In this month of inspiration to bring new visions into outer expression, first I mused on what would feel good to be done with, to clear the field, and in that creative spaciousness got reminded of an enlightenment from long ago. I decided to invoke it in the current moment, not just marvel at it in the rear-view mirror.
When I was very young and unsophisticated about the different ways that people see, I sat as a model for a portrait painting class. During a break, when I was allowed to walk around the arc of easels, I felt a giant empty space open up in the place inside where I’d previously known who I was and what I looked like. Each student had painted a different person.
And I was going to have to choose: my payment for sitting was to be the portrait of my choice.
My parents were also involved. They chose the version that was sweet as peaches, demure, genteel. Even the brush strokes were hyper-controlled. My smile looked confident but kind.
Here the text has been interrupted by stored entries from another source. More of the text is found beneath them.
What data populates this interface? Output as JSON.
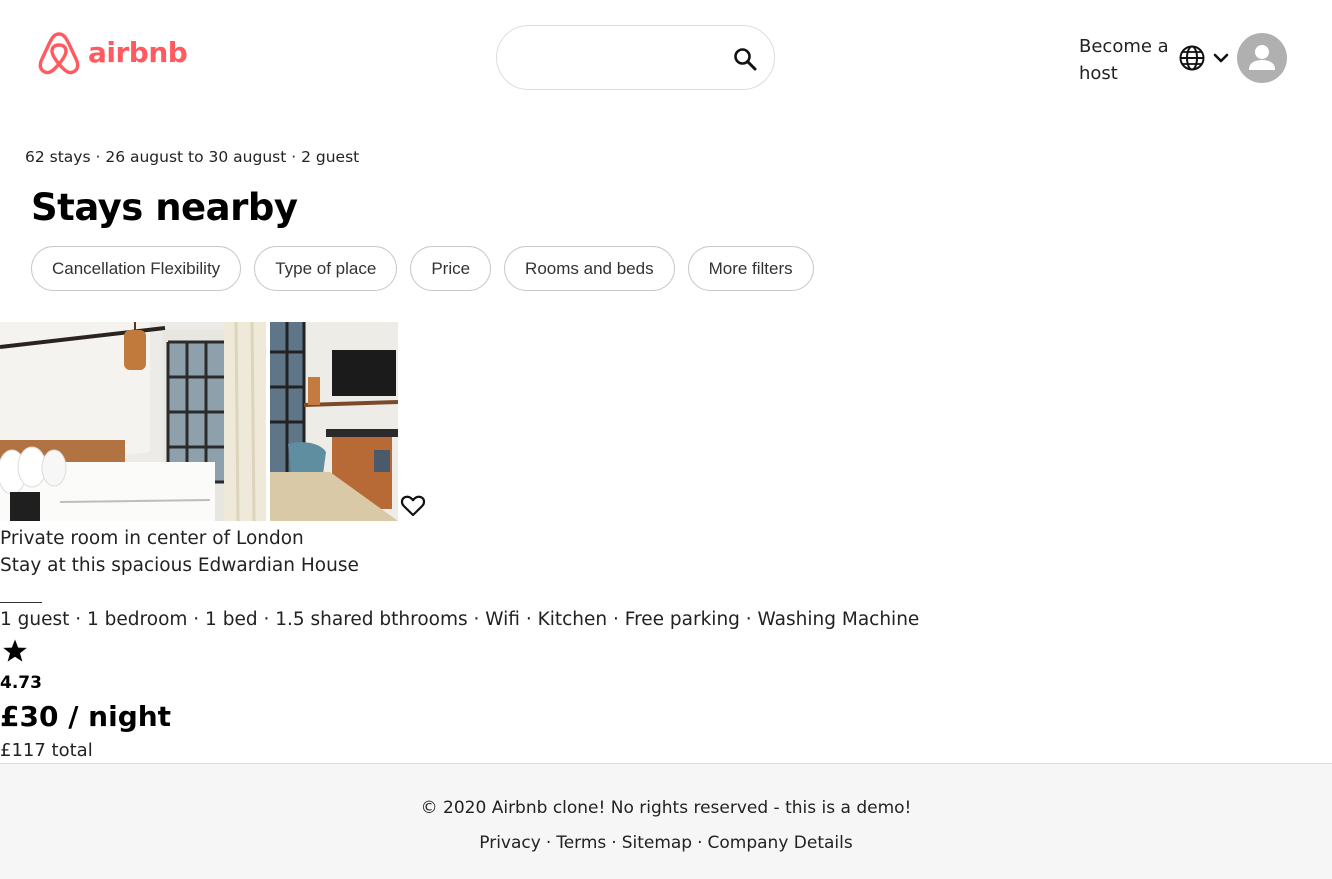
{
  "header": {
    "logo_text": "airbnb",
    "search_placeholder": "",
    "become_host": "Become a host",
    "brand_color": "#ff5a5f"
  },
  "results": {
    "summary": "62 stays · 26 august to 30 august · 2 guest",
    "title": "Stays nearby",
    "filters": [
      "Cancellation Flexibility",
      "Type of place",
      "Price",
      "Rooms and beds",
      "More filters"
    ]
  },
  "listing": {
    "type": "Private room in center of London",
    "name": "Stay at this spacious Edwardian House",
    "amenities": "1 guest · 1 bedroom · 1 bed · 1.5 shared bthrooms · Wifi · Kitchen · Free parking · Washing Machine",
    "rating": "4.73",
    "price": "£30 / night",
    "total": "£117 total",
    "icons": [
      "heart-icon",
      "star-icon"
    ]
  },
  "footer": {
    "copyright": "© 2020 Airbnb clone! No rights reserved - this is a demo!",
    "links": [
      "Privacy",
      "Terms",
      "Sitemap",
      "Company Details"
    ],
    "separator": "·"
  }
}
I chose the one with rough strokes, with blurred edges, where energy seemed to be whipping through me, light escaping from my skin and eyes and hair. My smile was rebelliously amused, just about to cause trouble.
I’m embarrassed to report that I was numb to the politics of the situation. The sweet peaches one had been painted by the dear lady who’d invited me to sit, she being a treasured friend of my parents and the teacher of the class. Whether this influenced the style in which she’d painted me, knowing how my parents preferred to see me – or whether my parents would’ve chosen whatever she painted, to be gracious to their friend and respectful of the teacher and the invitation – or whether they were friends because they saw the world and people through the same lenses – or all three, I’ll never know. I imagine I embarrassed them all by choosing the wild portrait. Of course I didn’t say “wild.” I gently took my parents to that artist’s easel to show them my choice. I don’t think it’s an unconscious reinvention to say I remember the artist’s warm smile, the twinkle in her eye. We took both paintings, they hung the sweet one in their living room, and it occurs to me only now to wonder if my parents paid the wild woman for her work.
Now that I’ve recalled this portrait memory, I feel refreshed in publishing a blog post: in a sense, I’m painting a self-portrait, knowing there’s a whole arc of easels out there, painting my words in your own minds with your own palettes and perceptions.
This idea lights up the reality that there are also hundreds of little inner artists painting my own interior screens of impressions of everything – fragments of history, influential personalities near me and far away, interpretive challenges from a hypothetical future, and every bit of every present moment.
This whole topic might seem like useless navel-gazing during a fraught, chaotic time in the public world. Yet for me it’s inventive: every image, inner and outer, of self and world, is art (literal root of imag-ination) – both unique and temporary. A split-second kind of temporary. Listening within for the impulse to paint a more harmonious world (the change one wishes to see) can be the first moment of a new world, first within, then rippling out into others’ experience.
Readers are invited to ponder the photo at the top of this piece and notice how the ripples in the water change the reflection of each bird, how each bird sees the others from a different vantage point, how the movements of their bodies and the motion of the Earth in relation to the reflected setting sun inevitably created a new reality the instant after this image was captured.